Well, apparently the answer to the question "what do you do with a lot of money?" is, nothing terribly interesting. At least, that is, if you are Paul English. I slogged through this whole book, and my only real question throughout was, why did Kidder think Paul English was interesting enough to sustain an entire book-long investigation?
So what did Paul English do? Well, he helped his partners and other longtime collaborators make enough money to make themselves secure. There's something to be said for that. And he gave a lot of money to charitable causes, but none of them terribly interesting or terribly personally strongly felt (to learn how to go about his philanthropy, he tried to learn from an older wealthy Bostonian who he viewed as a mentor and a friend, eventually giving money to many of the same causes as his mentor). There's definitely something to be said for that. And he started a new company, and spent money to try and help others achieve their company-starting dreams.
But in the end, a character profile needs, frankly, to be about a CHARACTER. Paul English is many things. Very, very smart. No one is arguing that. Very resilient. He grew up in a large family and worked a lot of jobs (including some that were less than legal), and he has struggled for many years with a diagnosis of both bipolar and hypomania, meaning he has tried to figure out how to live well while on medications. Not easy. But a character? I thought the most telling segment of the book, if one of the most boring, was the lengthy section on English's venture after selling Kayak: a company called Blade, basically meant to be an incubator for other tech businesses. Kidder details English's obsession with making his company and headquarters a nightclub (of all things) as well, called Blade at Night:
"You might have wondered if his plans for Blade's office were merely reproductions of his adolescence, the creation of a venue for his idea of fun, but he had a commercial rationale for Blade-by-night, which he put in a document addressed to Blade.team--that is, to Billo and Schwenk [two of his longtime work partners]:
Blade will run monthly meetup parties, invite-only, for selected members of Boston's innovation scene. Our goal is to make these parties one of the best places for engineers and designers and artists to meet...
[He also taught at MIT during this time, and knew a group of four MIT computer science graduates who had already sold a software company.] Paul had lunch with them one afternoon to catch up on their latest enterprise. First, though, he had to tell them his own news, his plans for the Blade office.

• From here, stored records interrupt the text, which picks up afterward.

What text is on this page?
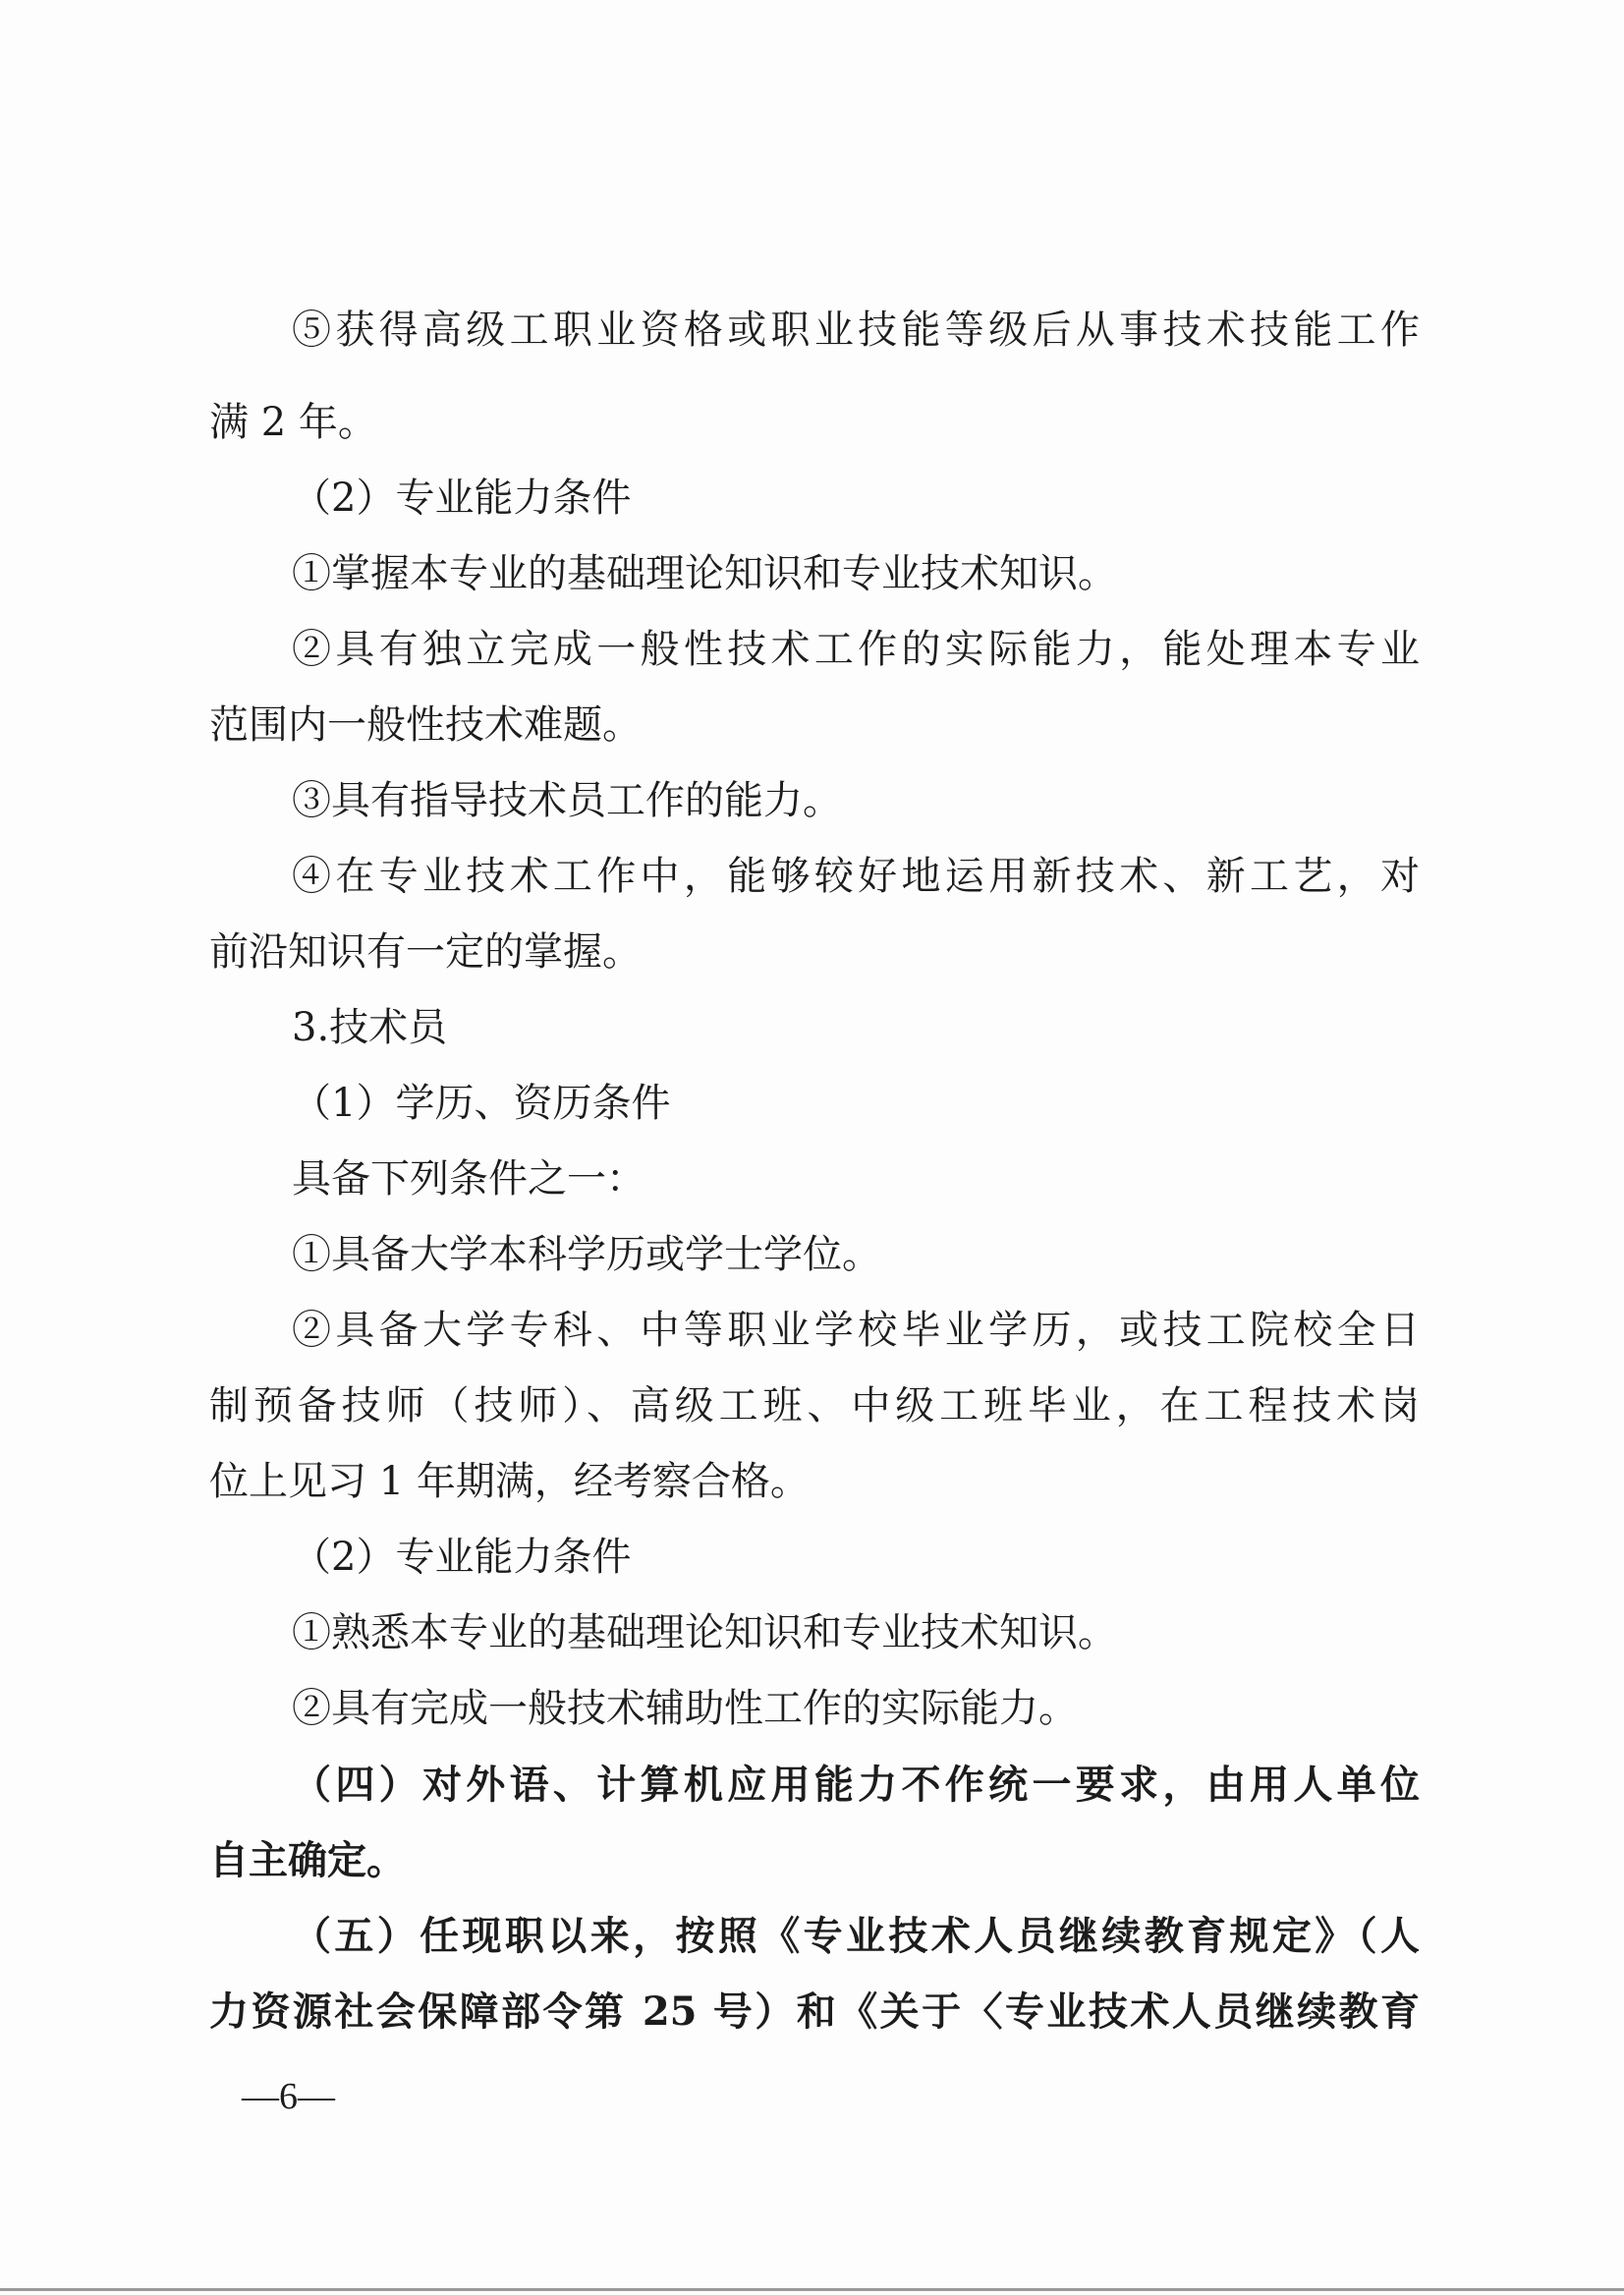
⑤获得高级工职业资格或职业技能等级后从事技术技能工作
满 2 年。
（2）专业能力条件
①掌握本专业的基础理论知识和专业技术知识。
②具有独立完成一般性技术工作的实际能力，能处理本专业
范围内一般性技术难题。
③具有指导技术员工作的能力。
④在专业技术工作中，能够较好地运用新技术、新工艺，对
前沿知识有一定的掌握。
3.技术员
（1）学历、资历条件
具备下列条件之一：
①具备大学本科学历或学士学位。
②具备大学专科、中等职业学校毕业学历，或技工院校全日
制预备技师（技师）、高级工班、中级工班毕业，在工程技术岗
位上见习 1 年期满，经考察合格。
（2）专业能力条件
①熟悉本专业的基础理论知识和专业技术知识。
②具有完成一般技术辅助性工作的实际能力。
（四）对外语、计算机应用能力不作统一要求，由用人单位
自主确定。
（五）任现职以来，按照《专业技术人员继续教育规定》（人
力资源社会保障部令第 25 号）和《关于〈专业技术人员继续教育
—6—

He was just getting started--'And it turns into a nightclub at night,' he was saying--when, in unison, all four young engineers burst out laughing.
'And you just unplug the desk from the wall. Probably in thirty minutes thirty desks will disappear.'
'That sounds awesome!" cried the young woman of the group.
'And when I put my hand on the puck, the Grey Goose and Kahlua will light up...'
Softly, pensively, as if to himself, one of the young men said, 'I want to hang out at this nightclub.'" (pp. 185-186.)
And this is when he was nearly fifty. Ye Gods. When all the "finest minds" of our generation (so-called) can come up with after making tons of money is to incubate new software companies and give them a place to drink after hours, well, that is just not terribly interesting. Perhaps even more telling is the spec sheet for the "Blade truck," which takes up nearly two pages of the book and includes items like "under-car purple lights for effect when parked in our alley at night, maybe color changing to the music. :)" (p. 188.)
Give this one a miss. There's a million better computer/technology books to read (including Kidder's own The Soul of a New Machine, which, though outdated, is still way more fascinating than this book) and there's certainly better character portraits out there (including Kidder's own Mountains Beyond Mountains: The Quest of Dr. Paul Farmer, a Man Who Would Cure the World).